Obviously no one rod is going to work for every technique, but will cover a range while being the most effective with the one you had in mind when you bought it.


fishing user avatarbigfruits reply : 

now that we have power (ul,l,ml,m,mh,h) and action (moderate,fast,extra fast) defined, here is a simple way to look at it.

 

lets say were not worried about horsing fish out of cover - look at the lure ratings instead of the power. a rod with max lure weight of 3/8 is not going to be ideal for casting 3/4oz spinnerbaits. 

 

if youre buying a rod to throw 3/8oz jigs (trailer weight is significant!) and 1/2oz spinnerbaits, you probably want most manufacturer's MH which typically has a max lure weight of 5/8-3/4oz. aim for the middle (or a little higher) of the rod's lure weight range.

 

the only thing you need to know about action is that moderate is ideal for cranks and not much else, fast is the best all around action, and extra fast is best suited for jigs and plastics, some hardbaits. some jig and plastics fishermen prefer fast actions.

 

when you find a rod online that youre thinking of pulling the trigger on, post the make and model on here and someone will probably chime in. tell them what you want to use it for. they can tell you if it has a soft tip or not which you cannot tell from the action and power ratings. they can tell you if its a fast that fishes like an extra fast, etc. the only way to know without handling it.

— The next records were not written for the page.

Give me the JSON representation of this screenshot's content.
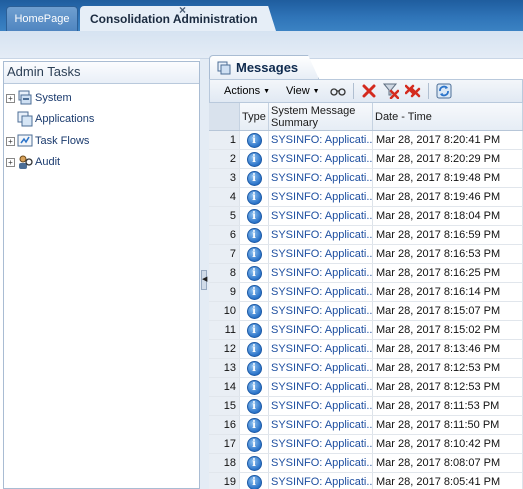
{
  "tabs": {
    "home_label": "HomePage",
    "active_label": "Consolidation Administration",
    "close_glyph": "×"
  },
  "left_panel": {
    "title": "Admin Tasks",
    "items": [
      {
        "label": "System",
        "icon": "system-icon",
        "expandable": true
      },
      {
        "label": "Applications",
        "icon": "applications-icon",
        "expandable": false
      },
      {
        "label": "Task Flows",
        "icon": "task-flows-icon",
        "expandable": true
      },
      {
        "label": "Audit",
        "icon": "audit-icon",
        "expandable": true
      }
    ]
  },
  "right_panel": {
    "tab_label": "Messages",
    "toolbar": {
      "actions_label": "Actions",
      "view_label": "View",
      "icons": [
        "view-glasses-icon",
        "delete-icon",
        "delete-filtered-icon",
        "delete-all-icon",
        "refresh-icon"
      ]
    },
    "table": {
      "headers": {
        "type": "Type",
        "summary": "System Message Summary",
        "date": "Date - Time"
      },
      "rows": [
        {
          "num": "1",
          "summary": "SYSINFO: Applicati...",
          "date": "Mar 28, 2017 8:20:41 PM"
        },
        {
          "num": "2",
          "summary": "SYSINFO: Applicati...",
          "date": "Mar 28, 2017 8:20:29 PM"
        },
        {
          "num": "3",
          "summary": "SYSINFO: Applicati...",
          "date": "Mar 28, 2017 8:19:48 PM"
        },
        {
          "num": "4",
          "summary": "SYSINFO: Applicati...",
          "date": "Mar 28, 2017 8:19:46 PM"
        },
        {
          "num": "5",
          "summary": "SYSINFO: Applicati...",
          "date": "Mar 28, 2017 8:18:04 PM"
        },
        {
          "num": "6",
          "summary": "SYSINFO: Applicati...",
          "date": "Mar 28, 2017 8:16:59 PM"
        },
        {
          "num": "7",
          "summary": "SYSINFO: Applicati...",
          "date": "Mar 28, 2017 8:16:53 PM"
        },
        {
          "num": "8",
          "summary": "SYSINFO: Applicati...",
          "date": "Mar 28, 2017 8:16:25 PM"
        },
        {
          "num": "9",
          "summary": "SYSINFO: Applicati...",
          "date": "Mar 28, 2017 8:16:14 PM"
        },
        {
          "num": "10",
          "summary": "SYSINFO: Applicati...",
          "date": "Mar 28, 2017 8:15:07 PM"
        },
        {
          "num": "11",
          "summary": "SYSINFO: Applicati...",
          "date": "Mar 28, 2017 8:15:02 PM"
        },
        {
          "num": "12",
          "summary": "SYSINFO: Applicati...",
          "date": "Mar 28, 2017 8:13:46 PM"
        },
        {
          "num": "13",
          "summary": "SYSINFO: Applicati...",
          "date": "Mar 28, 2017 8:12:53 PM"
        },
        {
          "num": "14",
          "summary": "SYSINFO: Applicati...",
          "date": "Mar 28, 2017 8:12:53 PM"
        },
        {
          "num": "15",
          "summary": "SYSINFO: Applicati...",
          "date": "Mar 28, 2017 8:11:53 PM"
        },
        {
          "num": "16",
          "summary": "SYSINFO: Applicati...",
          "date": "Mar 28, 2017 8:11:50 PM"
        },
        {
          "num": "17",
          "summary": "SYSINFO: Applicati...",
          "date": "Mar 28, 2017 8:10:42 PM"
        },
        {
          "num": "18",
          "summary": "SYSINFO: Applicati...",
          "date": "Mar 28, 2017 8:08:07 PM"
        },
        {
          "num": "19",
          "summary": "SYSINFO: Applicati...",
          "date": "Mar 28, 2017 8:05:41 PM"
        }
      ]
    }
  },
  "colors": {
    "header_blue": "#2f74b8",
    "link_blue": "#1e4fa0",
    "delete_red": "#d42a1e"
  }
}
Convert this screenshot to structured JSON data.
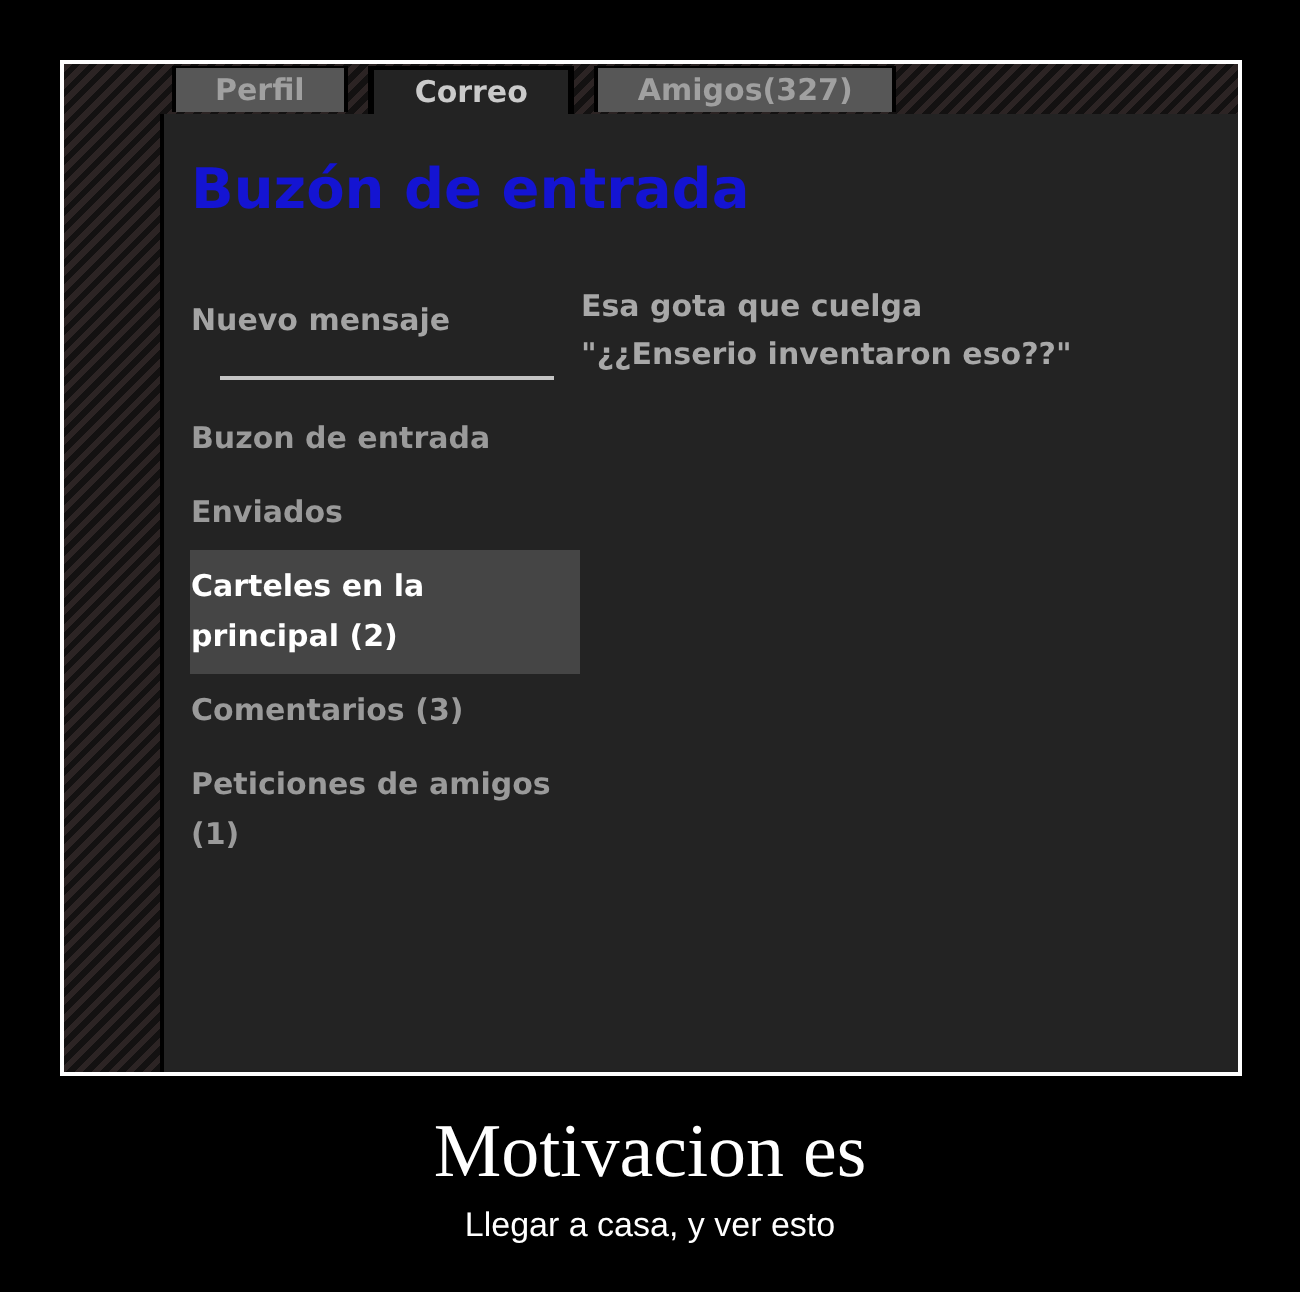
{
  "screenshot": {
    "tabs": [
      {
        "label": "Perfil",
        "selected": false
      },
      {
        "label": "Correo",
        "selected": true
      },
      {
        "label": "Amigos(327)",
        "selected": false
      }
    ],
    "heading": "Buzón de entrada",
    "new_message": "Nuevo mensaje",
    "folders": [
      {
        "label": "Buzon de entrada",
        "selected": false
      },
      {
        "label": "Enviados",
        "selected": false
      },
      {
        "label": "Carteles en la principal (2)",
        "selected": true
      },
      {
        "label": "Comentarios (3)",
        "selected": false
      },
      {
        "label": "Peticiones de amigos (1)",
        "selected": false
      }
    ],
    "message": {
      "subject": "Esa gota que cuelga",
      "excerpt": "\"¿¿Enserio inventaron eso??\""
    }
  },
  "caption": {
    "title": "Motivacion es",
    "subtitle": "Llegar a casa, y ver esto"
  }
}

fishing user avatarChoporoz reply : 
  On 10/4/2015 at 10:36 AM, Molay1292 said:

BB, along with what Jrob78 posted is that manufacturers use different materials, carbon fiber, scrim materials, resin compounds to build their rods, this makes it nearly impossible to develop and industry standard, about the best you can hope for is that rods built by the same manufacturer are consistant.

I'm struggling with this point....

 

Materials aside, the terms power and action, as used by most who have contributed here, apply to flex, arc, physical shape, response to force, etc.  All of which should be measurable regardless of material.  I'm no mathematician or engineer, but I'm 99% certain that a standard for the commonly accepted terms of 'power' and 'action' could be developed.....IF the 'industry' wanted to.


fishing user avatarpoisonokie reply : 

Yeah, but each rod maker has a certain idea about what those ratings should represent, so standardizing it across the industry might serve to alienate their customer base. That's part of what sets a brand apart from others. Daiwa guys don't want a rod that feels like a Loomis and vise versa. Different materials and production processes will yield rods with different characteristics even if the rod taper remains the same. Tackle Tour's RoD wrack is a great representation of that.


fishing user avatarMolay1292 reply : 
  On 10/6/2015 at 9:21 PM, Choporoz said:

I'm struggling with this point....

 

Materials aside, the terms power and action, as used by most who have contributed here, apply to flex, arc, physical shape, response to force, etc.  All of which should be measurable regardless of material.  I'm no mathematician or engineer, but I'm 99% certain that a standard for the commonly accepted terms of 'power' and 'action' could be developed.....IF the 'industry' wanted to.

 

I don't disagree with what you have said.  I will add this, do you think it would be better to have the industry comply with a rigid set of standards that may eliminate some of the individualism and creativeness, or, develop a new method of rating rods that would better describe how each rod performs to a given set of standards.